# Solved: Internet Explorer Work Offline/ Online Dialogue



## **__** (May 24, 2004)

When I'm on a website in Internet Explorer for a while, I get a message saying that there was no connection detected, and there are two buttons at the bottom, Work Offline and Work Online. I have Cable Modem. Is this supposed to appeare?

Windows XP Pro.


----------



## bradly (Feb 11, 2005)

1. With IE open, click Tools - Internet Options, and click the Connections tab.
- Make sure it says "never dial a connection"
- Click Apply, then OK.

2. With IE still open, Click FILE and check that "WORK OFFLINE" does NOT have a checkmark next to it. If it does, just left click it once.

That should do the trick.


----------



## **__** (May 24, 2004)

I had that setting allready.
I just get that message rearly.
Why?


----------



## bradly (Feb 11, 2005)

Look in the registry: START - RUN - REGEDIT, and hit Enter.

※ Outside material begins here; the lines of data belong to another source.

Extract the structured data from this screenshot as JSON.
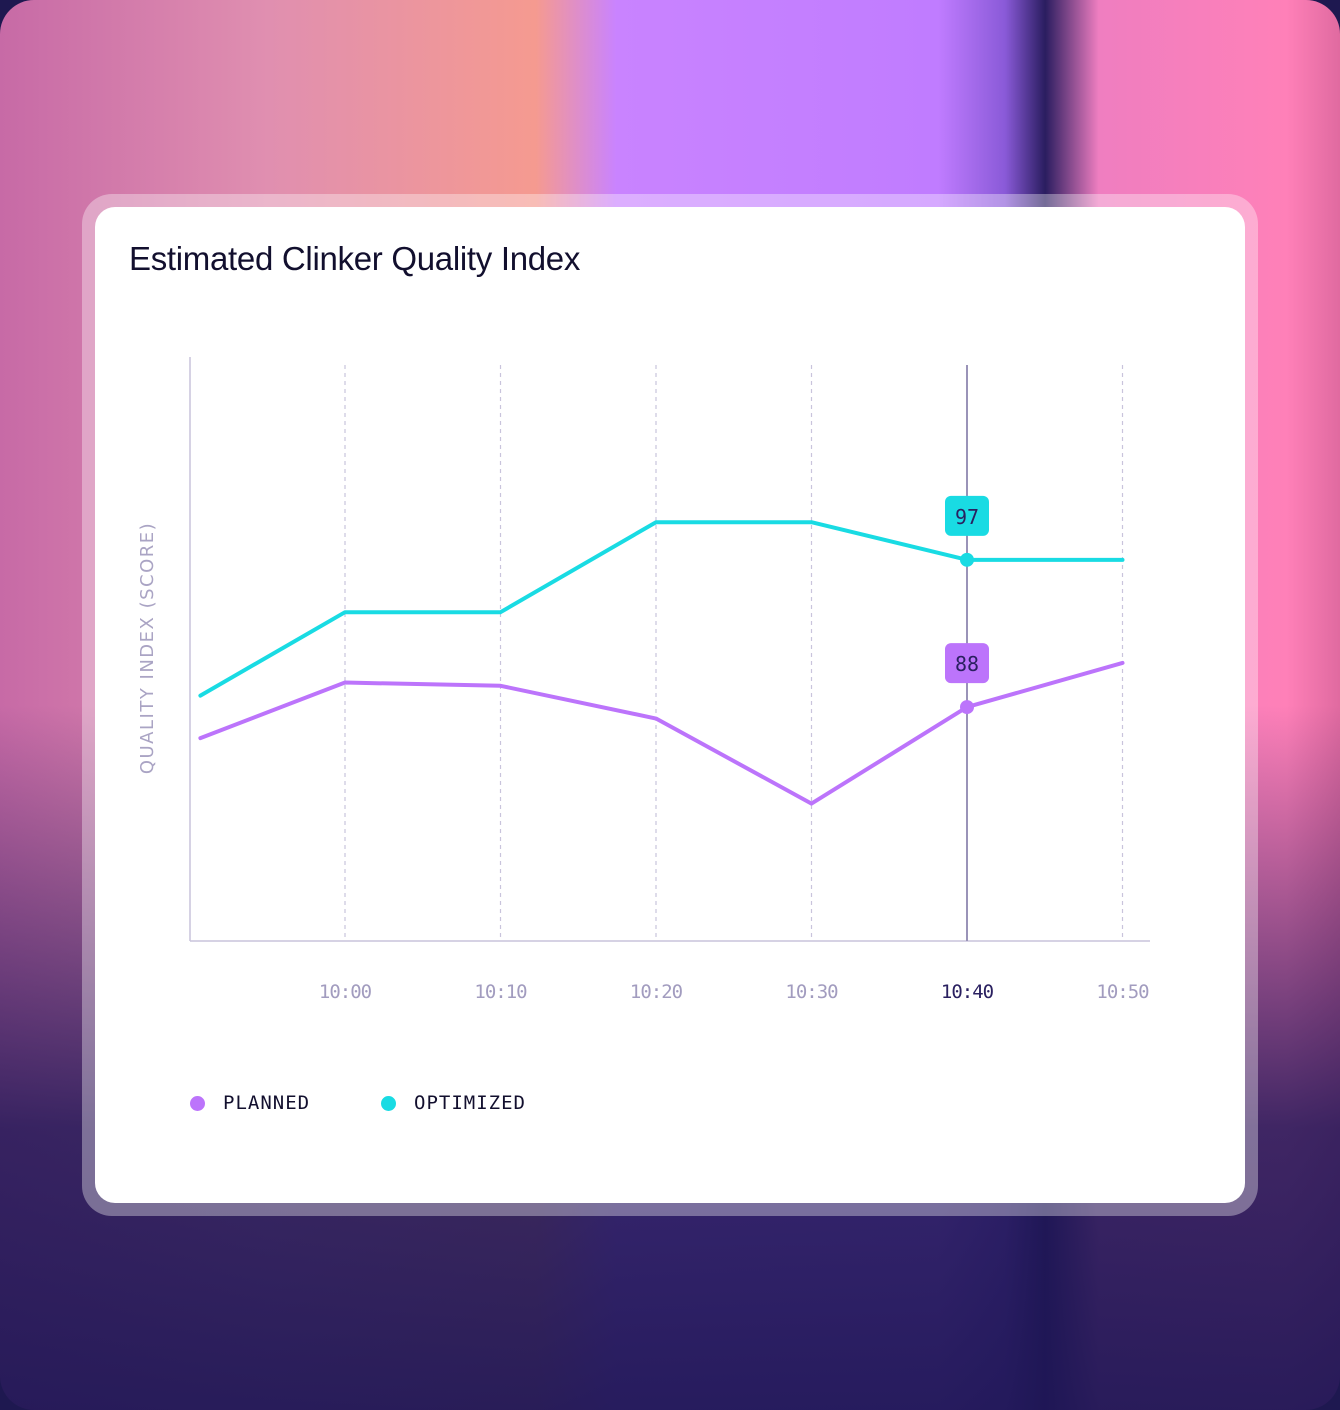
{
  "chart_data": {
    "type": "line",
    "title": "Estimated Clinker Quality Index",
    "xlabel": "",
    "ylabel": "QUALITY INDEX (SCORE)",
    "x_minutes_from_10_00": [
      -9.3,
      0,
      10,
      20,
      30,
      40,
      50
    ],
    "x_tick_labels": [
      "10:00",
      "10:10",
      "10:20",
      "10:30",
      "10:40",
      "10:50"
    ],
    "highlighted_tick": "10:40",
    "ylim": [
      73.7,
      109.4
    ],
    "grid": "vertical dashed",
    "legend_placement": "bottom-left",
    "series": [
      {
        "name": "PLANNED",
        "color": "#bc74fb",
        "values": [
          86.1,
          89.5,
          89.3,
          87.3,
          82.1,
          88.0,
          90.7
        ]
      },
      {
        "name": "OPTIMIZED",
        "color": "#19dbe3",
        "values": [
          88.7,
          93.8,
          93.8,
          99.3,
          99.3,
          97.0,
          97.0
        ]
      }
    ],
    "annotations": [
      {
        "series": "OPTIMIZED",
        "at": "10:40",
        "label": "97"
      },
      {
        "series": "PLANNED",
        "at": "10:40",
        "label": "88"
      }
    ]
  }
}
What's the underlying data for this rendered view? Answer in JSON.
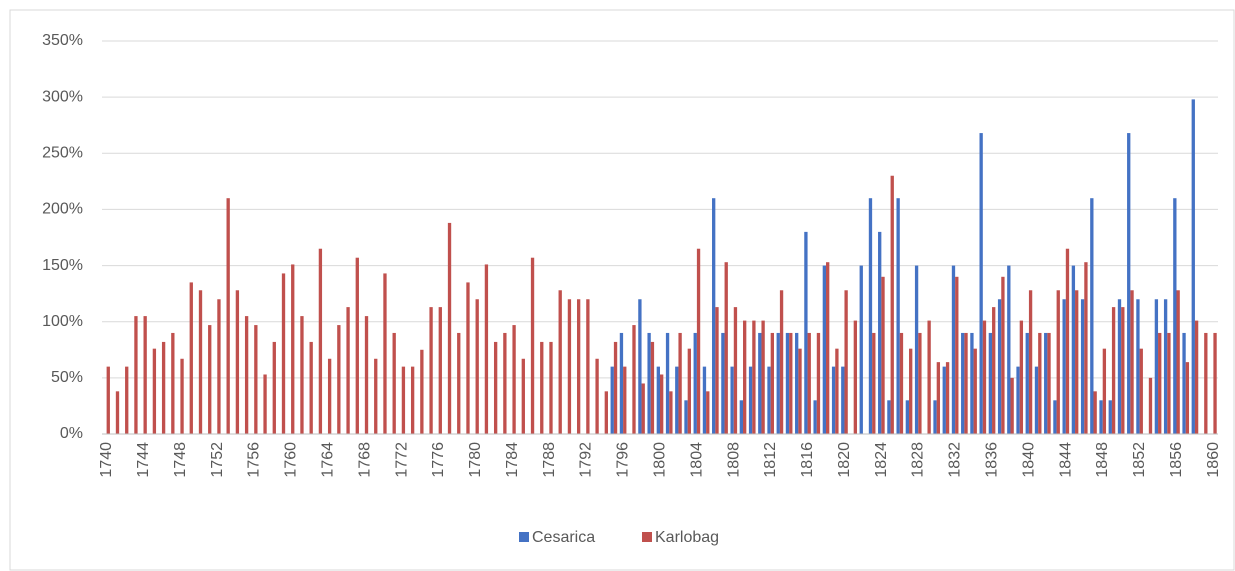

Using regedit, find the folder: 

HKEY_LOCAL_MACHINE\Software\Microsoft\Windows\CurrentVersion\WebCheck 

And check that these two *String* keys are set to auto: 
"LoadSens"="auto" 
"LoadLCE"="auto" 

Create them if you have to. 

Reboot.

If these values get changed back by themselves after a reboot, then check the Run key: HKEY_LOCAL_MACHINE\Software\Microsoft\Windows\CurrentVersion\Run

If you find an entry called "loadwc", delete it and reboot again


----------



## **__** (May 24, 2004)

I have those 2 registries but it says under the value columb Yes. Where does it say Auto?


----------



## bradly (Feb 11, 2005)

Double click both "LoadSens" and "LoadLCE" and change the "Value Data" from Yes TO auto. Make "auto" lower case.


----------



## **__** (May 24, 2004)

What does setting it to auto do?


----------



## bradly (Feb 11, 2005)

its gonna hopefully prevent your "work offline" from showing up


----------



## **__** (May 24, 2004)

Is it still gonna appeare if it detects that there is no connection?


----------



## **__** (May 24, 2004)

And, if it's set to yes, what does the yes option do?


----------



## bradly (Feb 11, 2005)

http://support.microsoft.com/default.aspx?scid=KB;EN-US;q303346


----------



## bradly (Feb 11, 2005)

the "yes" is why it is telling you that there is no connection.


----------



## **__** (May 24, 2004)

If it's set an auto and your internet connection is really not connected, is it still gonna sense no internet connection?


----------



## bradly (Feb 11, 2005)

yes


----------



## **__** (May 24, 2004)

And if it's set at yes what does that do?


----------



## bradly (Feb 11, 2005)

Having it set to Yes is causing the "no connection" error.

QUOTE:
CAUSE
This behavior may occur if there is a corrupted file in your Temporary Internet Files or History folder or there is an inappropriate setting for the System Event Notification Service (SENS) in your system registry. In some configurations, this problem may occur if the SENS settings in your system registry are set to yes instead of auto.
End QUOTE


----------